О ком же и о чем голосит вьюга? Может, о том всенародном взрыве гнева и возмущения против царского самодержавия, помещичьего гнета, о том взрыве, который заливают сейчас кровью восставших при помощи карательных экспедиций, виселиц, расстрелов, узаконенных царем и "святой" церковью?

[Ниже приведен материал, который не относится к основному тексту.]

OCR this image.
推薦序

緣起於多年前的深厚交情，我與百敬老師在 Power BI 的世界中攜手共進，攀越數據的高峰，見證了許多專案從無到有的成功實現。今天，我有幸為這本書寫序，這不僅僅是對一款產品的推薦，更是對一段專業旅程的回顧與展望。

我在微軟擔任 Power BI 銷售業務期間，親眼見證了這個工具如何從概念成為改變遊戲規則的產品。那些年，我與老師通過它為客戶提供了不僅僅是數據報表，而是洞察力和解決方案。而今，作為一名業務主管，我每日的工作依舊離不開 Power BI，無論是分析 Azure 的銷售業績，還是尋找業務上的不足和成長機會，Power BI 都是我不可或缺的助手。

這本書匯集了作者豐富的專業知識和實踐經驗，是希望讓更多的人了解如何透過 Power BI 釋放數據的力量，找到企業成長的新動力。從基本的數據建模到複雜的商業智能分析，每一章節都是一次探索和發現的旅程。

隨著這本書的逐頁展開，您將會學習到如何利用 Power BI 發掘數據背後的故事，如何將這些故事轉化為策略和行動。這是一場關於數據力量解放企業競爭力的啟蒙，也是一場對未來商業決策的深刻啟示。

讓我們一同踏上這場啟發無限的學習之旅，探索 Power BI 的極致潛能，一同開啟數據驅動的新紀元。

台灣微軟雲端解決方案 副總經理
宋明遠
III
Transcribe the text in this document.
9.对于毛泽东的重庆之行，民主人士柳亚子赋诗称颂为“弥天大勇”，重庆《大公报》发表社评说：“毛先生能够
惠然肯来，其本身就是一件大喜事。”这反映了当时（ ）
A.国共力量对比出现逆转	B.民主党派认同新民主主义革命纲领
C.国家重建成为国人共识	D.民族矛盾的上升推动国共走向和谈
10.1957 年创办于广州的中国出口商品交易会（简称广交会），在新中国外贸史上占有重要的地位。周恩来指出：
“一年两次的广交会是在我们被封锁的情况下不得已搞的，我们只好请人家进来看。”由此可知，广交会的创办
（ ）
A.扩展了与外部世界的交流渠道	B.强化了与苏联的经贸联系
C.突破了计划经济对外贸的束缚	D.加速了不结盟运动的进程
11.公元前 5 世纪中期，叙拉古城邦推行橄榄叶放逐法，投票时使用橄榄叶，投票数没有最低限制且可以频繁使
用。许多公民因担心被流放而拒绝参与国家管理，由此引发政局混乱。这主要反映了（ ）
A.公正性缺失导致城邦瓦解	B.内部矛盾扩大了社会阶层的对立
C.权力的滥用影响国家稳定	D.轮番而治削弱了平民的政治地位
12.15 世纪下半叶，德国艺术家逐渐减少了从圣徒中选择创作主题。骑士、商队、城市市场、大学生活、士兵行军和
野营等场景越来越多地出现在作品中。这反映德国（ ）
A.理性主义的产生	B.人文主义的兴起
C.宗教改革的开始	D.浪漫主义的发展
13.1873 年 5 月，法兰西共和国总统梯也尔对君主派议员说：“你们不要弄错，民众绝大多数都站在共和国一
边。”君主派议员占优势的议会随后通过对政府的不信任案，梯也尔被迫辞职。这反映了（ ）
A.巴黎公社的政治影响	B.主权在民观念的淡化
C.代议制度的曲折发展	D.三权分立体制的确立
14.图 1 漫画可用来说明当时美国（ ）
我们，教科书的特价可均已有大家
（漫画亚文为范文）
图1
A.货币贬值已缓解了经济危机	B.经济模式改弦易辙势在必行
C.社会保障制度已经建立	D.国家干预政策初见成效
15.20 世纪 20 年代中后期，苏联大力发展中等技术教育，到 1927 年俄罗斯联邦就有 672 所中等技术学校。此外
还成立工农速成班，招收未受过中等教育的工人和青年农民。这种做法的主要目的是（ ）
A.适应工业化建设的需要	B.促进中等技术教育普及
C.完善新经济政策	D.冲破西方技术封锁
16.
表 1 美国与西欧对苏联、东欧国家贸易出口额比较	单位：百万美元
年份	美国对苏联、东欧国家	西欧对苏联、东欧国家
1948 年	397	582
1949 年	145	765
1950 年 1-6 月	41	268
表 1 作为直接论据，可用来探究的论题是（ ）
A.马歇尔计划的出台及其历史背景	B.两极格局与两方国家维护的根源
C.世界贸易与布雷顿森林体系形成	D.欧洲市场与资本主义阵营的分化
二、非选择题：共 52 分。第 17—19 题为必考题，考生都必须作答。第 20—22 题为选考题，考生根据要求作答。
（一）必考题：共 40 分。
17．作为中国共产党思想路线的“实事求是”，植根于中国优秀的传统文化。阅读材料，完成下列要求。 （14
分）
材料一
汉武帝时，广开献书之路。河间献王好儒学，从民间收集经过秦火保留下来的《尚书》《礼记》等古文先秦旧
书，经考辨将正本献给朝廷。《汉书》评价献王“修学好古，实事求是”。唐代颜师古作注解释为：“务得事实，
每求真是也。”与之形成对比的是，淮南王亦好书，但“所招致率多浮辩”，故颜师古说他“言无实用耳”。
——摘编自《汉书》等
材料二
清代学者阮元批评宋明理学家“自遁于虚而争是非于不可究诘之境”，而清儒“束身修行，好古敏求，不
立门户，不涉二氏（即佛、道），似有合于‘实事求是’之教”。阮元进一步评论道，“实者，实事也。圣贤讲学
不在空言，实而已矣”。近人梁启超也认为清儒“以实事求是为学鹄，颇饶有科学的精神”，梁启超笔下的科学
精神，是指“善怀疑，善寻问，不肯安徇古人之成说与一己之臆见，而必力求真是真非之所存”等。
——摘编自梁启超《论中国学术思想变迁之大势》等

Эта печальная песня в трубе накладывала свой отпечаток на настроение Лобановича, и мысли его невольно обращались к политическому положению в стране. Выше и выше поднимает голову черная реакция. Жестокая рука царского самодержавия с каждым днем все туже сжимает петлю на шее народа, стремясь уничтожить никогда не угасавший в нем дух свободы, волю к борьбе за свои человеческие права. Уже один тот факт, свидетелем которого был Лобанович еще на Полесье и который глубоко запал ему в память — появление поезда после длительной забастовки железнодорожников, — поколебал его веру в победу революции. Теперь же не подлежало сомнению, что в борьбе с народом брало верх самодержавие. Стоило хотя бы мельком взглянуть на хронику, которая помещалась на страницах тогдашних газет и журналов, на царские приказы, на разные циркуляры, чтобы убедиться в этом. Все, что хоть в незначительной степени шло от свободы и прогресса, безжалостно уничтожалось царскими сатрапами. А наряду с этим возникали черносотенные монархические союзы. Всплывали такие имена, как Дубровин, Булацаль, Грингмут, Пуришкевич и другие представители человеческого отребья. Им была предоставлена полная свобода в их человеконенавистнической деятельности и агитации за царя, за престол и "исконные устои" царского самодержавия.